I’m a 23 year old graduate with Accounting and Finance as my major. I’m intrigued by the topic of Data Analytics and I wish to learn the same. I did my research and found out that Python is the most important language for DA. But I have no knowledge of coding or any computer language.
(I learned how to make a very basic website using HTML as a part of an optional subject called I.T. , during my college days)
So where should I start?
Should I do the “Scientific Computing with Python” or “Data Analysis with Python” available on freeCodeCamp?
Or
Should I do some other course? Maybe Google’s DA Certification program from Coursera.
Just a few months ago, I was in a similar position, starting out as a complete beginner and wanting to learn how to program. Currently, I am at a somewhat “Intermediate/Advanced” level in Python. Maybe I can help you?
Starting out, I watched this Tutorial for Python, it’s around 4 hours long but covers a wide range of topics and basic features in Python. It’s by freeCodeCamp and is beginner-friendly!

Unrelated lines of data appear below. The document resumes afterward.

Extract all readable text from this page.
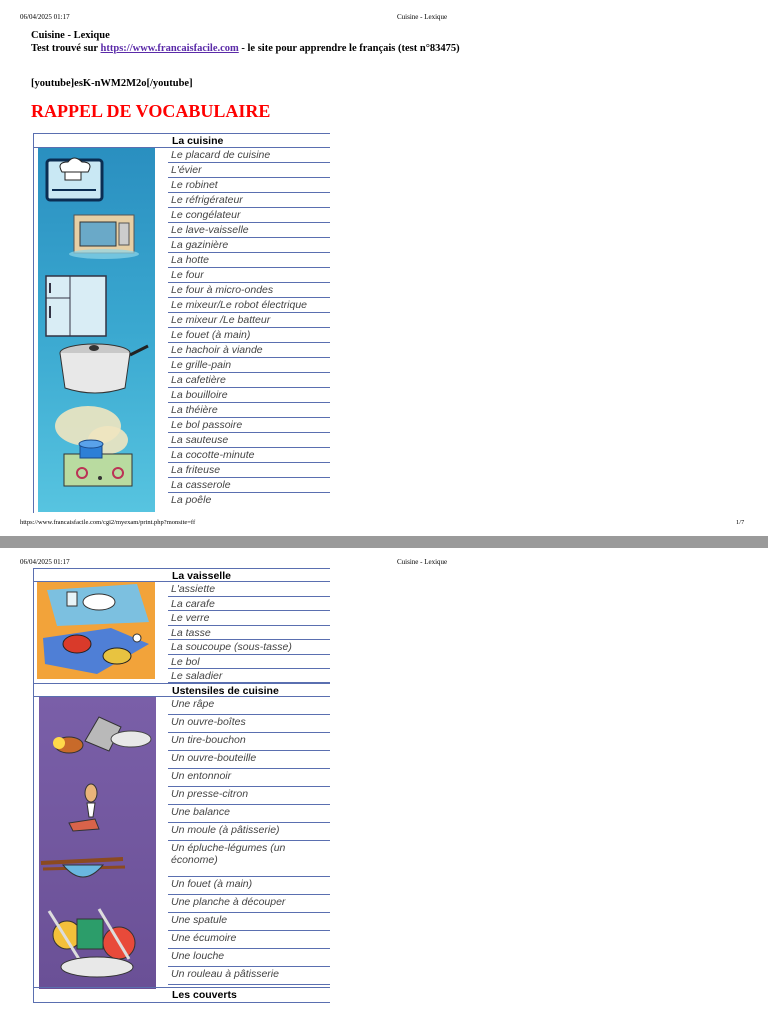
06/04/2025 01:17	Cuisine - Lexique
Cuisine - Lexique
Test trouvé sur https://www.francaisfacile.com - le site pour apprendre le français (test n°83475)
[youtube]esK-nWM2M2o[/youtube]
RAPPEL DE VOCABULAIRE
La cuisine
Le placard de cuisine
L'évier
Le robinet
Le réfrigérateur
Le congélateur
Le lave-vaisselle
La gazinière
La hotte
Le four
Le four à micro-ondes
Le mixeur/Le robot électrique
Le mixeur /Le batteur
Le fouet (à main)
Le hachoir à viande
Le grille-pain
La cafetière
La bouilloire
La théière
Le bol passoire
La sauteuse
La cocotte-minute
La friteuse
La casserole
La poêle
https://www.francaisfacile.com/cgi2/myexam/print.php?monsite=ff	1/7
06/04/2025 01:17	Cuisine - Lexique
La vaisselle
L'assiette
La carafe
Le verre
La tasse
La soucoupe (sous-tasse)
Le bol
Le saladier
Ustensiles de cuisine
Une râpe
Un ouvre-boîtes
Un tire-bouchon
Un ouvre-bouteille
Un entonnoir
Un presse-citron
Une balance
Un moule (à pâtisserie)
Un épluche-légumes (un économe)
Un fouet (à main)
Une planche à découper
Une spatule
Une écumoire
Une louche
Un rouleau à pâtisserie
Les couverts
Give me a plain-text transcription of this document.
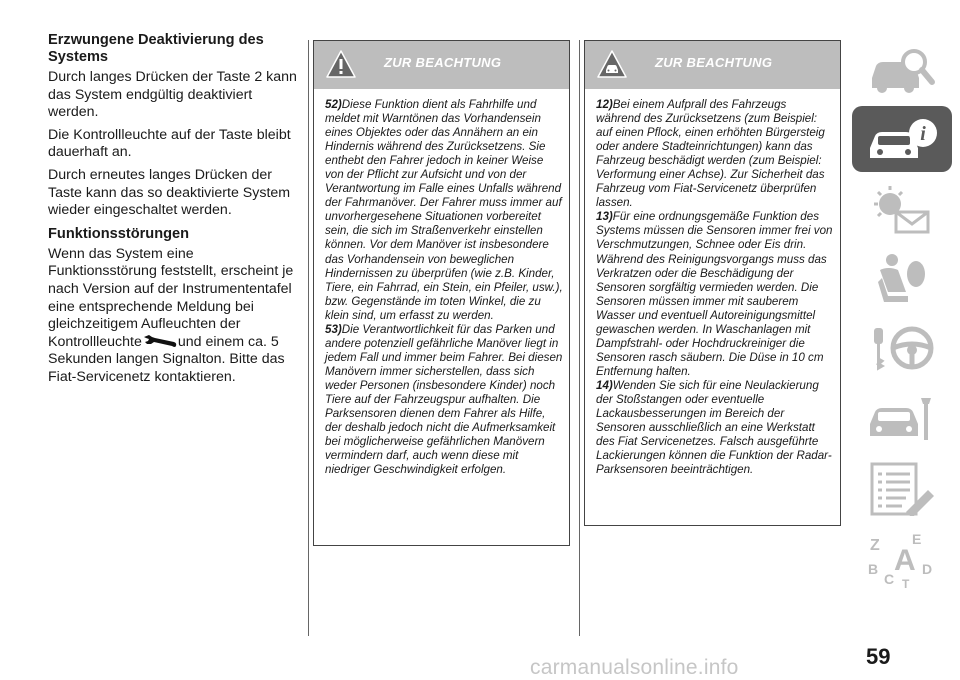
Erzwungene Deaktivierung des Systems

Durch langes Drücken der Taste 2 kann das System endgültig deaktiviert werden.

Die Kontrollleuchte auf der Taste bleibt dauerhaft an.

Durch erneutes langes Drücken der Taste kann das so deaktivierte System wieder eingeschaltet werden.

Funktionsstörungen

Wenn das System eine Funktionsstörung feststellt, erscheint je nach Version auf der Instrumententafel eine entsprechende Meldung bei gleichzeitigem Aufleuchten der Kontrollleuchte	und einem ca. 5 Sekunden langen Signalton. Bitte das Fiat-Servicenetz kontaktieren.

ZUR BEACHTUNG

52)Diese Funktion dient als Fahrhilfe und meldet mit Warntönen das Vorhandensein eines Objektes oder das Annähern an ein Hindernis während des Zurücksetzens. Sie enthebt den Fahrer jedoch in keiner Weise von der Pflicht zur Aufsicht und von der Verantwortung im Falle eines Unfalls während der Fahrmanöver. Der Fahrer muss immer auf unvorhergesehene Situationen vorbereitet sein, die sich im Straßenverkehr einstellen können. Vor dem Manöver ist insbesondere das Vorhandensein von beweglichen Hindernissen zu überprüfen (wie z.B. Kinder, Tiere, ein Fahrrad, ein Stein, ein Pfeiler, usw.), bzw. Gegenstände im toten Winkel, die zu klein sind, um erfasst zu werden.

53)Die Verantwortlichkeit für das Parken und andere potenziell gefährliche Manöver liegt in jedem Fall und immer beim Fahrer. Bei diesen Manövern immer sicherstellen, dass sich weder Personen (insbesondere Kinder) noch Tiere auf der Fahrzeugspur aufhalten. Die Parksensoren dienen dem Fahrer als Hilfe, der deshalb jedoch nicht die Aufmerksamkeit bei möglicherweise gefährlichen Manövern vermindern darf, auch wenn diese mit niedriger Geschwindigkeit erfolgen.

ZUR BEACHTUNG

12)Bei einem Aufprall des Fahrzeugs während des Zurücksetzens (zum Beispiel: auf einen Pflock, einen erhöhten Bürgersteig oder andere Stadteinrichtungen) kann das Fahrzeug beschädigt werden (zum Beispiel: Verformung einer Achse). Zur Sicherheit das Fahrzeug vom Fiat-Servicenetz überprüfen lassen.

13)Für eine ordnungsgemäße Funktion des Systems müssen die Sensoren immer frei von Verschmutzungen, Schnee oder Eis drin. Während des Reinigungsvorgangs muss das Verkratzen oder die Beschädigung der Sensoren sorgfältig vermieden werden. Die Sensoren müssen immer mit sauberem Wasser und eventuell Autoreinigungsmittel gewaschen werden. In Waschanlagen mit Dampfstrahl- oder Hochdruckreiniger die Sensoren rasch säubern. Die Düse in 10 cm Entfernung halten.

14)Wenden Sie sich für eine Neulackierung der Stoßstangen oder eventuelle Lackausbesserungen im Bereich der Sensoren ausschließlich an eine Werkstatt des Fiat Servicenetzes. Falsch ausgeführte Lackierungen können die Funktion der Radar-Parksensoren beeinträchtigen.

i
Z E
A
B
C
D
T
59
carmanualsonline.info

Then, don’t forget to put what you know into practice. This is where sites and courses come in handy. I recommend you to try the Scientific Computing with Python course or solve simple problems in sites like Codewars, where you can dive deeper into Python.
Completing all these will take about a month or two. After that, you will have a good knowledge of what, where and how to further use Python for Data Analytics.
The Scientific Computing with Python course focuses on building up your basic knowledge of Python such as different data types, objects and explores more topics such as Networking and Relational Databases (dont’t worry about what these means, it’s clearly explained in the course).
Meanwhile, the Data Analysis with Python course will explore the use of libraries (again, don’t worry) to analyze and visualize data.
To answer your question, I strongly recommend the Scientific Computing with Python course first after watching the tutorial, and then the Data Analysis with Python. However, in the end, it’s all up to you, if you are ready to dive into Data Analysis, of course. The important thing is to not give up even when you feel like.